Monday, September 10, 2007

Ch. 3 Notes from 9/10/07

Chapter 3
Gross Income : Inclusions
I. Gross Income – What is it?
• Definition – Sec.61(a) of the code defines gross income as “all income from whatever source derived.” But the meaning of the term income has been mostly determined by the courts.

o Usually the code in tax law is broad and it is up to the courts to determine what the
meaning is.
• Economic and Accounting Concepts of Income
o The courts have established the principal that for income to be recognized for tax purposes it must be realized, (accounting income), therefore, increases in value, which is known as economic income, would not be taxed until the property is sold or exchanged.
o Governments uses economic income for things like property taxes, is the value of the property goes down the taxes go down
• Comparison of the accounting and tax concepts of income
o Although tax and financial accounting are often parallel to each other, they have different purposes.
• The primary goal of financial accounting is to provide useful information to managers, shareholders, creditors and other interested parties known as stake holders. While the goal of Tax Accounting is the equitable collection of revenue.
• Form of Receipt: Gross Income is not limited to cash received.
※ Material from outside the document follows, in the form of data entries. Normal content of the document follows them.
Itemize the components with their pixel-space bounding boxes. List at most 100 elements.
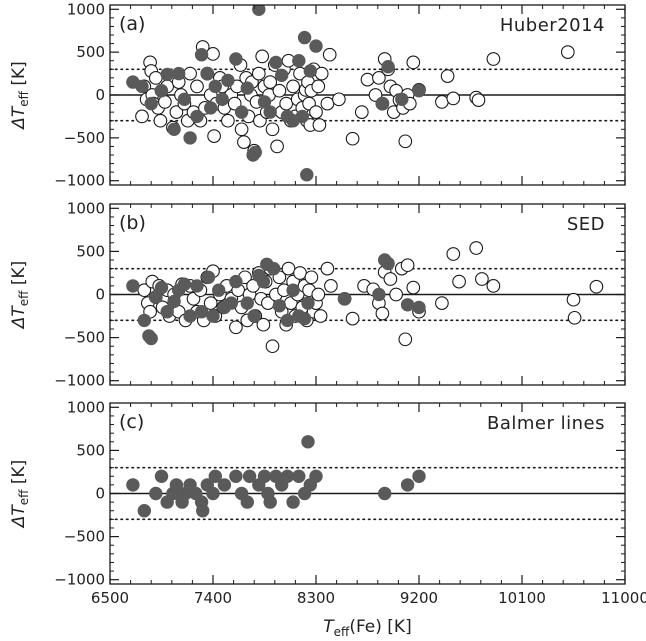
data-point-filled [303,64,318,78]
data-point-filled [177,277,192,291]
data-point-open [440,69,455,83]
data-point-filled [297,30,312,45]
data-point-open [324,279,338,293]
data-point-filled [221,73,235,88]
x-axis-title: Teff(Fe) [K] [323,617,411,639]
data-point-open [286,79,300,94]
data-point-filled [280,469,295,484]
data-point-filled [167,294,181,309]
data-point-filled [206,309,220,323]
data-point-filled [263,105,277,119]
panel-3: −1000 −500 0 500 1000 6500 7400 8300 9200 10100 11… [9,398,646,607]
data-point-filled [149,486,163,501]
data-point-open [322,47,337,62]
y-axis-unit: [K] [9,261,29,291]
data-point-filled [183,309,197,323]
y-axis-title: ΔTeff [K] [9,61,31,131]
data-points [126,5,575,182]
data-point-filled [300,167,314,182]
data-point-open [332,92,346,107]
data-point-filled [195,504,210,518]
data-point-filled [160,305,174,319]
data-point-filled [137,504,152,518]
data-point-filled [257,469,272,484]
y-tick-label: −1000 [54,172,105,190]
x-axis-unit: [K] [382,617,412,637]
y-tick-label: 0 [95,485,105,503]
data-point-open [383,272,398,286]
data-point-filled [295,109,310,124]
data-point-filled [169,478,184,492]
y-tick-label: −1000 [54,372,105,390]
data-point-open [372,71,386,85]
y-axis-subscript: eff [17,489,31,505]
data-point-filled [194,305,209,319]
data-point-filled [252,5,266,16]
data-point-open [320,96,335,111]
data-point-filled [215,92,229,107]
data-point-filled [412,83,426,98]
data-point-open [389,287,403,302]
data-point-open [312,118,327,132]
data-point-open [169,105,184,119]
data-point-filled [229,52,243,66]
data-point-filled [297,311,312,326]
data-point-open [153,113,168,128]
data-point-open [435,95,449,109]
panel-tag: (b) [119,212,146,234]
data-point-open [406,280,421,295]
data-point-filled [375,96,390,111]
data-point-filled [135,79,149,94]
data-point-filled [126,279,140,293]
data-point-open [313,309,328,323]
data-point-filled [301,435,315,449]
data-point-filled [234,105,249,119]
data-point-filled [208,469,223,484]
data-points [126,435,426,518]
data-point-open [272,83,287,98]
data-point-filled [412,469,426,484]
panel-tag: (a) [119,13,145,35]
y-tick-label: −500 [64,329,105,347]
data-point-filled [275,68,289,83]
data-point-open [446,91,461,106]
data-point-open [446,247,461,261]
x-tick-label: 6500 [91,589,129,607]
y-axis-symbol: ΔT [9,305,29,331]
data-point-filled [144,96,158,111]
data-point-filled [247,309,261,323]
data-point-filled [154,469,169,484]
data-point-filled [381,256,395,271]
data-point-filled [267,261,281,276]
data-point-filled [309,39,323,53]
data-point-filled [292,54,306,68]
data-point-open [203,296,218,310]
data-point-filled [217,478,232,492]
data-point-filled [240,81,255,95]
data-point-open [566,292,581,307]
x-axis-subscript: eff [334,625,350,639]
y-tick-label: 500 [76,242,105,260]
data-point-open [354,105,369,119]
data-point-filled [240,296,255,310]
data-point-filled [263,495,277,509]
data-point-filled [144,331,158,346]
data-point-open [452,274,466,289]
data-point-open [406,55,421,70]
x-tick-label: 7400 [194,589,232,607]
y-axis-unit: [K] [9,61,29,91]
data-point-filled [183,131,197,145]
data-point-open [281,261,296,276]
data-point-filled [203,101,218,115]
panel-name: Huber2014 [500,15,605,36]
data-point-filled [242,469,257,484]
data-point-open [158,95,172,109]
data-point-open [589,279,604,294]
data-point-open [221,113,235,128]
y-axis-symbol: ΔT [9,105,29,131]
data-point-open [486,52,501,66]
y-tick-label: 0 [95,286,105,304]
y-tick-label: 0 [95,86,105,104]
data-point-open [398,134,413,149]
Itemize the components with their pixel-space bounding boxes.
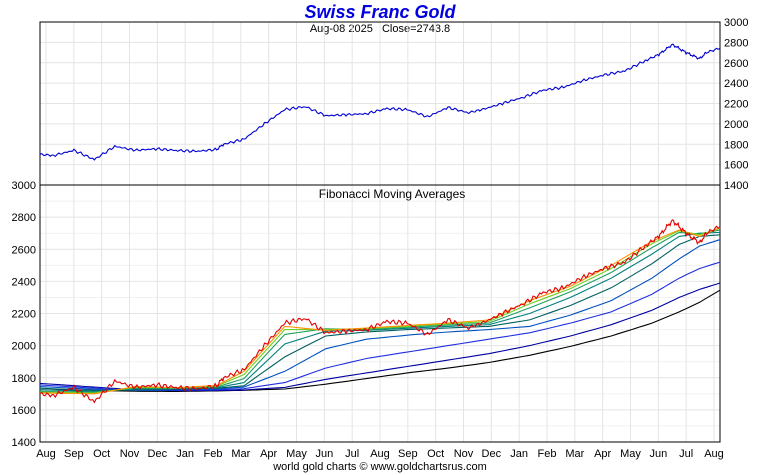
bottom-left-axis: 1400 1600 1800 2000 2200 2400 2600 2800 3000 bbox=[12, 180, 36, 449]
series-line-close bbox=[39, 43, 721, 161]
x-tick-label: Jul bbox=[345, 448, 359, 460]
bottom-y-tick-label: 2400 bbox=[12, 276, 36, 288]
bottom-y-tick-label: 1400 bbox=[12, 437, 36, 449]
bottom-y-tick-label: 2200 bbox=[12, 309, 36, 321]
x-tick-label: Aug bbox=[370, 448, 390, 460]
x-axis: Aug Sep Oct Nov Dec Jan Feb Mar Apr May Jun Jul Aug S… bbox=[36, 448, 724, 460]
chart-subtitle: Aug-08 2025 Close=2743.8 bbox=[0, 23, 760, 35]
top-gridlines bbox=[40, 21, 720, 186]
x-tick-label: Oct bbox=[427, 448, 444, 460]
top-y-tick-label: 2200 bbox=[724, 99, 748, 111]
x-tick-label: Mar bbox=[565, 448, 584, 460]
x-tick-label: May bbox=[286, 448, 307, 460]
x-tick-label: Jan bbox=[510, 448, 528, 460]
bottom-y-tick-label: 2600 bbox=[12, 244, 36, 256]
bottom-y-tick-label: 1800 bbox=[12, 373, 36, 385]
series-line-ma-233 bbox=[39, 289, 721, 392]
series-line-ma-89 bbox=[39, 261, 721, 392]
bottom-gridlines bbox=[40, 184, 720, 443]
series-line-close bbox=[39, 219, 721, 404]
lower-chart-title: Fibonacci Moving Averages bbox=[319, 187, 466, 201]
x-tick-label: Sep bbox=[64, 448, 84, 460]
x-tick-label: Sep bbox=[398, 448, 418, 460]
x-tick-label: Aug bbox=[36, 448, 56, 460]
top-series bbox=[39, 43, 721, 161]
x-tick-label: Oct bbox=[93, 448, 110, 460]
x-tick-label: Mar bbox=[231, 448, 250, 460]
bottom-y-tick-label: 1600 bbox=[12, 405, 36, 417]
top-y-tick-label: 2400 bbox=[724, 78, 748, 90]
bottom-y-tick-label: 2800 bbox=[12, 212, 36, 224]
top-right-axis: 1400 1600 1800 2000 2200 2400 2600 2800 3000 bbox=[724, 17, 748, 192]
x-tick-label: Apr bbox=[260, 448, 277, 460]
subtitle-date: Aug-08 2025 bbox=[309, 23, 373, 35]
top-y-tick-label: 3000 bbox=[724, 17, 748, 29]
x-tick-label: Aug bbox=[704, 448, 724, 460]
x-tick-label: Apr bbox=[594, 448, 611, 460]
top-y-tick-label: 2000 bbox=[724, 119, 748, 131]
x-tick-label: Feb bbox=[204, 448, 223, 460]
top-y-tick-label: 2600 bbox=[724, 58, 748, 70]
top-y-tick-label: 1600 bbox=[724, 160, 748, 172]
x-tick-label: Feb bbox=[538, 448, 557, 460]
x-tick-label: May bbox=[620, 448, 641, 460]
x-tick-label: Jun bbox=[315, 448, 333, 460]
bottom-plot-frame bbox=[39, 184, 721, 443]
top-y-tick-label: 1400 bbox=[724, 180, 748, 192]
x-tick-label: Jul bbox=[679, 448, 693, 460]
subtitle-close: Close=2743.8 bbox=[381, 23, 451, 35]
x-tick-label: Nov bbox=[454, 448, 474, 460]
top-y-tick-label: 1800 bbox=[724, 139, 748, 151]
chart-title: Swiss Franc Gold bbox=[304, 2, 456, 22]
bottom-y-tick-label: 2000 bbox=[12, 341, 36, 353]
footer-credit: world gold charts © www.goldchartsrus.co… bbox=[273, 461, 487, 473]
x-tick-label: Dec bbox=[148, 448, 168, 460]
series-line-ma-55 bbox=[39, 239, 721, 391]
bottom-series bbox=[39, 219, 721, 404]
x-tick-label: Jan bbox=[176, 448, 194, 460]
x-tick-label: Nov bbox=[120, 448, 140, 460]
x-tick-label: Dec bbox=[482, 448, 502, 460]
bottom-y-tick-label: 3000 bbox=[12, 180, 36, 192]
top-y-tick-label: 2800 bbox=[724, 37, 748, 49]
x-tick-label: Jun bbox=[649, 448, 667, 460]
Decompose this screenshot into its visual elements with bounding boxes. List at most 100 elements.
Income can be realized as money, property or services received.
o If you get married and you get a new house, even as a gift, you have to include this on your taxes.
o If your doctor gives you free medical service.
• The Recovery of Capital Doctrine
o Under this doctrine, the gross receipts from the sale or disposition of property are reduced by the adjusting basis of the property sold to determine gross income.
• Usually required to use the calander year to report taxes, though a fiscal year can be used, however supstantial support must be given to allow the use of fiscal year.
• Accounting Method – 3 Major Method
i Cash - Receipts and disbursements method
ii Accrual method – most corporations use this method – Income is reported in the year it is earned
iii Hybrid Method
Accural Method
Income is considered earned:
• All events have occurred which fix the right received such income
• The amount of the income can be determine with reasonable accuracy.
Hybrid Method
 The combination of the cash and accrual method
• Mostly used by small businesses
• Exceptions applicable to Cash Basis Taxpayers
o 1. The Constructive Receipts Doctrine
• Limits and individual’s ability to postpone income recognition.
 If the taxpayer is entitled to receive the income and the amount is made readily available to him or her, it must be included in gross income.
o 2. Income Set Apart or made available is not constructively received if it is subject to substantial restrictions.
o Constructively = received but not realized.
• I.E. an increase in the cash surrender value on ordinary life insurance is not taxes as the policy increases in value.
o 3. When a lender makes a loan with initial issue discount, the accrued interest must be reported each year, regardless of the taxpayers accounting method.
o 4. Interest on U.S. series E or EE savings bonds is usually deferred until the bonds mature. However, a taxpayer may make an election to include the annual increase on the bond’s reduction.
o 5. No income is realized when money is borrowed. Receipt of funds under an obligation to repay is not a taxable event
• Exceptions applicable to Accrual Basis Acounting
o 1. Prepaid Income is generally taxed in year of receipt. Many court cases have been brought against the IRS by tax payers arguing that the proper matching of revenue and expenses, requires that income be recognized only when it is earned, (basically the accrual method) The IRS has modified its position in several areas
o 2. A taxpayer can defer “advance payments for goods if the taxpayer’s method of accounting for the sale is the same for tax and financial accounting purposes.
o 3. The taxpayer can elect to defer advance payments for services to be performed by the end of the tax year following the year of receipt. \
• Income Sources
A. Personal Services Income from personal services must be included in the gross income of the person “ who performs the services>:
B. Income from Property (i.e. In trust, dividends, rent) must be included in the gross income of the owner
C. Income Received by an Agent
• Income received by a taxpayers agent is considered received by the taxpayer. Thus a cash basis taxpayer must recognize income at the time it is received by his/her agent (attorney, accountant)
D. Income from Partnerships
• S-Corporations, Trusts and Estates
• A Partner or or shareholder must “included his or her distributive share of income and deductions” from these entities.
E. Income in Community Property States
• In 9 States
 Louisiana
 Texas
 New Mexico
 California
 Washington
 Idaho
 Nevada
 Wisconsin
Marital rights to the ownership of property apply. In Alaska, spouses can choose to have the community property rules apply. Income from personal services, for example, salaries and wages, is treated as earned equally by both spouses. Income from separate property is taxable to the person who owns the property, except in Texas. Louisiana, Wisconsin and Idaho where the income from separate property is community income.
*New York State is not a community property state.